Penicillin
The Penicillin is the only modern classic cocktail that has earned a permanent place on serious cocktail menus worldwide. Created in 2005 by Sam Ross at Milk & Honey in New York, it combines blended Scotch with honey-ginger syrup and lemon juice — then finishes with a 'float' of heavily peated Islay whisky on top. The result is smoky, citrus-bright, spicy, honeyed and entirely its own thing.
The Penicillin was invented by Sam Ross in late 2005 at the influential New York bar Milk & Honey. Ross was experimenting with combining a Whisky Sour structure with the ginger character of a Gold Rush (another contemporary cocktail he had recently created). The Islay whisky float was the inspired finishing touch — it allows the smoky character to be experienced on the nose with every sip without dominating the drink. The Penicillin spread internationally within five years and is now considered a benchmark for modern cocktail innovation.
Ingredients
- Blended Scotch whisky50ml
The body of the drink — use a decent blend (Famous Grouse, Monkey Shoulder, Compass Box Asyla)
- Fresh lemon juice20ml
Freshly squeezed only
- Honey-ginger syrup20ml
See recipe below for the honey-ginger syrup
- Heavily peated Islay whisky7.5ml
Laphroaig 10, Ardbeg 10, or Lagavulin 16 — for the float
Candied ginger on a pick (optional but traditional)
Method
- 1
First make the honey-ginger syrup: combine 100ml honey with 100ml hot water, add 50g fresh ginger root (sliced thin), simmer gently for 5 minutes, cool and strain. Keeps refrigerated for 2 weeks.
- 2
Add the blended Scotch, lemon juice and honey-ginger syrup to a shaker with ice
- 3
Shake hard for 12-15 seconds until properly cold
- 4
Strain over a large ice cube in a rocks glass
- 5
Carefully float the peated Islay whisky on top — pour slowly over the back of a bar spoon held just above the surface so the whisky sits as a layer on top
- 6
Garnish with candied ginger if using
Which whisky / spirit to use
The standard, widely-available Penicillin. The Famous Grouse is more than good enough for the body; the Laphroaig provides serious peat character on the float.

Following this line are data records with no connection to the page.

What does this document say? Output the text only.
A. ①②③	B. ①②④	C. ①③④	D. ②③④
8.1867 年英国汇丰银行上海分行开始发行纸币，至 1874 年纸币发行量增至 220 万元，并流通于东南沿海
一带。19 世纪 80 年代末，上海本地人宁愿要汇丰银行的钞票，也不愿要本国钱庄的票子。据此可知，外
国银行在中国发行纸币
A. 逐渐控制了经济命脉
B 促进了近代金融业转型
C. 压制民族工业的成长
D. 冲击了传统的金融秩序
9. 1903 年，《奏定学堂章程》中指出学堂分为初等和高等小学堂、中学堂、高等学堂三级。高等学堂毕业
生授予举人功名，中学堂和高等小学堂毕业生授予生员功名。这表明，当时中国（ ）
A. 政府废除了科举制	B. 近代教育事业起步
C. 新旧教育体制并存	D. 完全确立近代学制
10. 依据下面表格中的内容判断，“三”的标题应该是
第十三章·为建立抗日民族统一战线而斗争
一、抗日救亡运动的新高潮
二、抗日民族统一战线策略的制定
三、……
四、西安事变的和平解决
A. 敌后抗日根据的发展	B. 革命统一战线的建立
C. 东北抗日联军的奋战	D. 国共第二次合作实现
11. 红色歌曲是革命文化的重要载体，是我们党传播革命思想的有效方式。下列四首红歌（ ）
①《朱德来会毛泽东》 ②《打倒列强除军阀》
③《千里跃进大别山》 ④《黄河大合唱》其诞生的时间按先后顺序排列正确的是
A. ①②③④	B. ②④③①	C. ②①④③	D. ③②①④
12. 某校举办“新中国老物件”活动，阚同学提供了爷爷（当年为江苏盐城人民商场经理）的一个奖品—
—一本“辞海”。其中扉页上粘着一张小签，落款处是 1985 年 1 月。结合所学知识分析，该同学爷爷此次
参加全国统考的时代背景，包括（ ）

The slightly upscale Penicillin. Monkey Shoulder's three-Speyside profile is rounder than a budget blend; Ardbeg's float is sweeter and smokier than Laphroaig's.
The luxury Penicillin. Lagavulin 16 is overkill for a float — but if you have a bottle, it's the most expressive choice. Worth doing once.
Variations
Penicillin without the float
Skip the peated whisky float and substitute a small dash (5ml) of Laphroaig into the body of the drink before shaking. Less dramatic visually but easier to make at home if you don't have a steady float technique.
Smoked Penicillin
Use a peated Highland Scotch (Talisker 10, Highland Park 12) as the body and skip the float entirely. A simpler, single-whisky version with built-in smoke.
Honey-only Penicillin
Skip the ginger and use plain honey syrup (equal parts honey and water). Closer to a Bee's Knees for Scotch — less complex but easier and still very good.
Food pairings
- Oysters (the peat and the brine pair perfectly)
- Smoked salmon
- Aged hard cheeses — extra-mature cheddar, Stichelton
- Dark chocolate with sea salt
- Roast lamb
- Using a peated whisky for the body. Defeats the purpose — the float is what gives the Penicillin its layered structure. Use a non-peated blend for the body.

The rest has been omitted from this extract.